What a happy young shooter, a bit of fine tuning by a click or so and he was dialled in and saved wasting ammo. A good result.

* doggie *
 
I use a ballistics calculator on every shot when hunting prairie dogs. I use applied ballistics, with a Kestrel 5700 on a post with the vane, feeding my iphone.
I have my phone mounted on my rotary table, in line with the gun barrel. I range the dog with my Lieca binoculars, and put the range in my phone, the app does all the work and kicks out the windage an elevation clicks.

Now it would appear that I should never miss...... Not True. That darned wind changed on me!, or else maybe I pulled the trigger at the wrong time.

The best part is the ability to get a proper elevation setting for the range. There is NOTHING INTUITIVE about judging distance and elevation clicks, particularly at extended ranges. To use the full potential of a ballistics program, it will involve you getting into all the data on your loads, which then gets you into all the stuff you need for accuracy, its a fun rabbit hole to dive into.
 
I use the JBM calculator, it is free and allows practically any conceivable input and output that I need.

I have favorite loads for each rifle and I printout the drop/drift information and tape it to the bell of my scope. Or if a person wanted he could print out the data for each and every load they use for a particular rifle and keep the info in a notebook.

drover
 
I am also a very satisfied user of JBM.

With it, I pushed a 308 Win to 1300 meters, a 9x19 to 200 meters , a 5.45x39 to 500 meters and a subsonic 308 Win to 200 meters, all with a happy success.

As mentioned above, external ballistic calculation is a funny rabit hole to jump into.

It learned me a lot about advertised BC's, bullet stability along it's path, projectile release conditions at muzzle ... and moly.

I am using an old PACT. Needless to say 1 cell got hit one day and that 3 out of 4 polarising filters pods are epoxied by now.
 
I use a ballistics calculator on every shot when hunting prairie dogs. I use applied ballistics, with a
Kestrel 5700 on a post with the vane, feeding my iphone. I have my phone mounted on my rotary table, in line with the gun barrel.
I range the dog with my Lieca binoculars, and put the range in my phone, the app does all the work and kicks out the windage an
elevation clicks.

Now it would appear that I should never miss...... Not True. That darned wind changed on me!, or else maybe I pulled the trigger
at the wrong time.

The best part is the ability to get a proper elevation setting for the range. There is NOTHING INTUITIVE about judging distance and
elevation clicks, particularly at extended ranges. To use the full potential of a ballistics program, it will involve you getting into all
the data on your loads, which then gets you into all the stuff you need for accuracy, its a fun rabbit hole to dive into.

A problem with measuring at the firing line is that it is a only a single point in the trajectory.

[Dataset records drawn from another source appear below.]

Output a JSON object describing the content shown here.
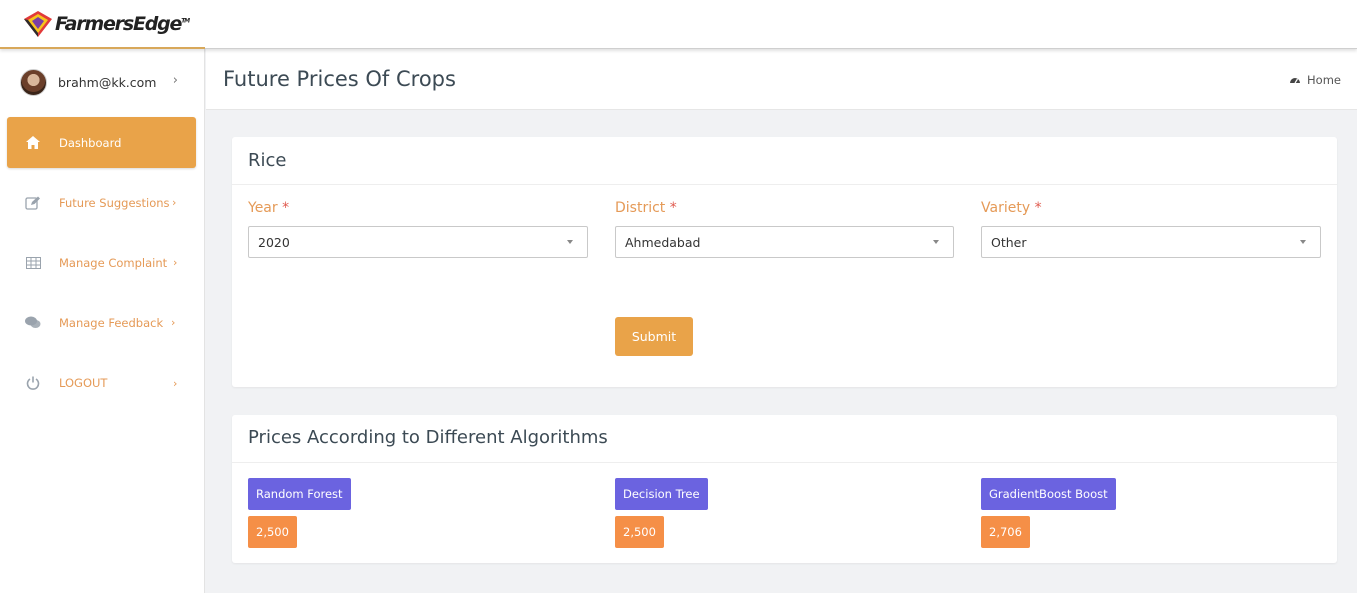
{
  "brand": {
    "name": "FarmersEdge",
    "tm": "TM"
  },
  "sidebar": {
    "user_email": "brahm@kk.com",
    "items": [
      {
        "label": "Dashboard",
        "icon": "home-icon"
      },
      {
        "label": "Future Suggestions",
        "icon": "edit-icon"
      },
      {
        "label": "Manage Complaint",
        "icon": "table-icon"
      },
      {
        "label": "Manage Feedback",
        "icon": "comments-icon"
      },
      {
        "label": "LOGOUT",
        "icon": "power-icon"
      }
    ]
  },
  "header": {
    "title": "Future Prices Of Crops",
    "breadcrumb": "Home"
  },
  "form_card": {
    "title": "Rice",
    "fields": {
      "year": {
        "label": "Year",
        "required_mark": "*",
        "value": "2020"
      },
      "district": {
        "label": "District",
        "required_mark": "*",
        "value": "Ahmedabad"
      },
      "variety": {
        "label": "Variety",
        "required_mark": "*",
        "value": "Other"
      }
    },
    "submit_label": "Submit"
  },
  "results_card": {
    "title": "Prices According to Different Algorithms",
    "results": [
      {
        "algorithm": "Random Forest",
        "price": "2,500"
      },
      {
        "algorithm": "Decision Tree",
        "price": "2,500"
      },
      {
        "algorithm": "GradientBoost Boost",
        "price": "2,706"
      }
    ]
  },
  "colors": {
    "accent_orange": "#e9a349",
    "label_orange": "#e59a57",
    "algo_purple": "#6b63e0",
    "price_orange": "#f58f47"
  }
}
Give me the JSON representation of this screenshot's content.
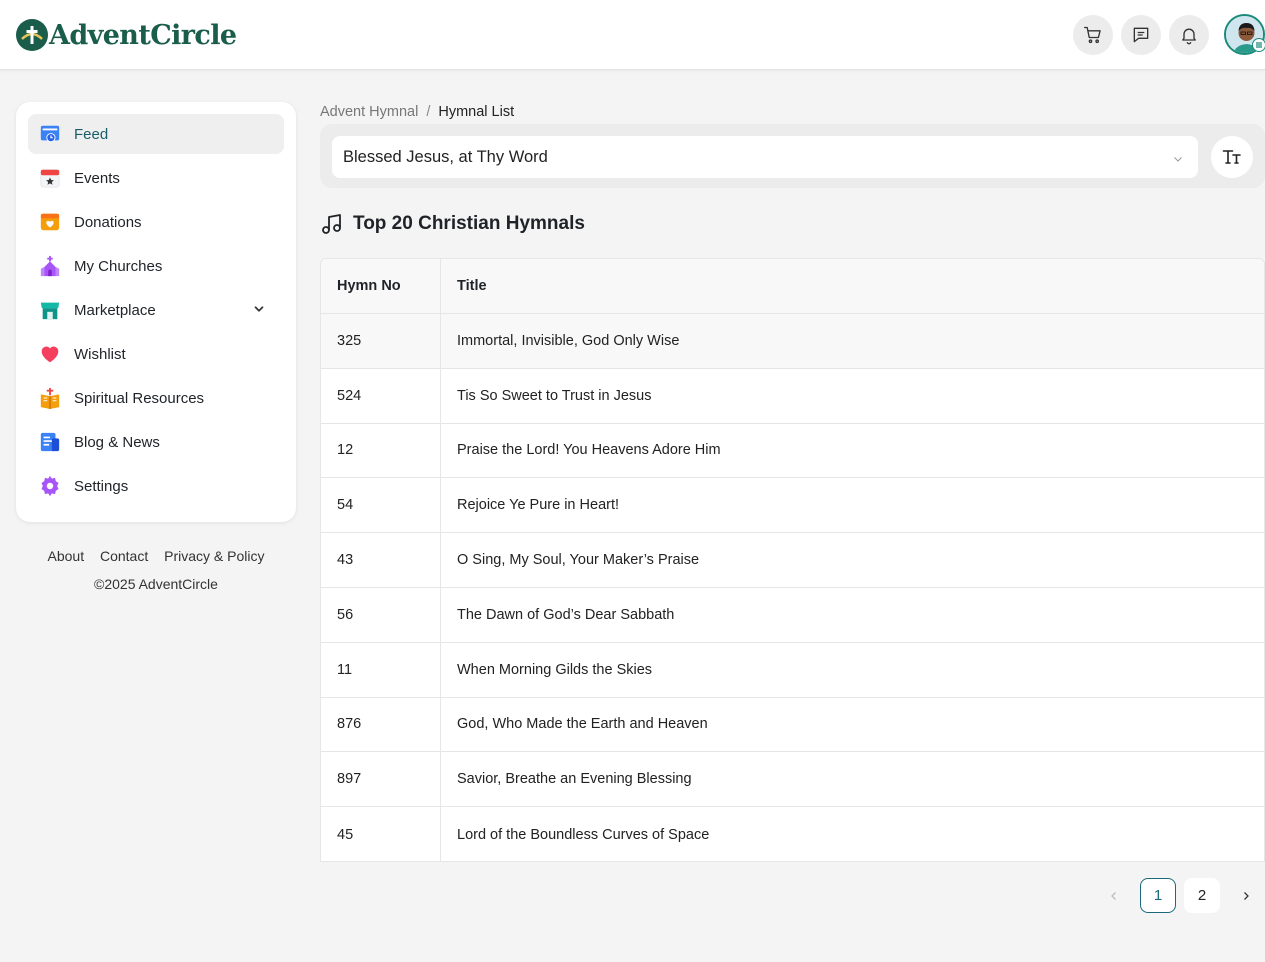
{
  "header": {
    "brand": "AdventCircle",
    "icons": [
      "cart-icon",
      "message-icon",
      "bell-icon"
    ],
    "accent": "#1a5d4a"
  },
  "sidebar": {
    "items": [
      {
        "label": "Feed",
        "icon": "feed-icon",
        "active": true
      },
      {
        "label": "Events",
        "icon": "calendar-icon"
      },
      {
        "label": "Donations",
        "icon": "donation-box-icon"
      },
      {
        "label": "My Churches",
        "icon": "church-icon"
      },
      {
        "label": "Marketplace",
        "icon": "store-icon",
        "expandable": true
      },
      {
        "label": "Wishlist",
        "icon": "heart-icon"
      },
      {
        "label": "Spiritual Resources",
        "icon": "bible-icon"
      },
      {
        "label": "Blog & News",
        "icon": "news-icon"
      },
      {
        "label": "Settings",
        "icon": "gear-icon"
      }
    ]
  },
  "footer": {
    "links": [
      "About",
      "Contact",
      "Privacy & Policy"
    ],
    "copyright": "©2025 AdventCircle"
  },
  "breadcrumb": {
    "parent": "Advent Hymnal",
    "separator": "/",
    "current": "Hymnal List"
  },
  "hymn_select": {
    "value": "Blessed Jesus, at Thy Word",
    "font_button": "TT"
  },
  "section": {
    "title": "Top 20 Christian Hymnals"
  },
  "table": {
    "columns": [
      "Hymn No",
      "Title"
    ],
    "rows": [
      {
        "no": "325",
        "title": "Immortal, Invisible, God Only Wise"
      },
      {
        "no": "524",
        "title": "Tis So Sweet to Trust in Jesus"
      },
      {
        "no": "12",
        "title": "Praise the Lord! You Heavens Adore Him"
      },
      {
        "no": "54",
        "title": "Rejoice Ye Pure in Heart!"
      },
      {
        "no": "43",
        "title": "O Sing, My Soul, Your Maker’s Praise"
      },
      {
        "no": "56",
        "title": "The Dawn of God’s Dear Sabbath"
      },
      {
        "no": "11",
        "title": "When Morning Gilds the Skies"
      },
      {
        "no": "876",
        "title": "God, Who Made the Earth and Heaven"
      },
      {
        "no": "897",
        "title": "Savior, Breathe an Evening Blessing"
      },
      {
        "no": "45",
        "title": "Lord of the Boundless Curves of Space"
      }
    ]
  },
  "pagination": {
    "pages": [
      "1",
      "2"
    ],
    "current": "1"
  }
}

I like shooting over grain crops.
You can look at them and see the 'waves' in the wind across the field.

The middle half of the trajectory is likely to have a greater effect.
I use Pentax 10x field glasses.
The optics are pretty much 'camera' quality.
Flare is not present for the most part.
It is like you are standing closer.
 
I agree with your only one point statement. It is the important point anyway.

Of course, judging the wind and making the proper windage inputs is the toughest part of long range shooting.
If I was better at it, I would hit more dogs.

I am waiting fir the day a radar will dope the wind for me. They do exist, but not to my knowledge at a reasonable cost.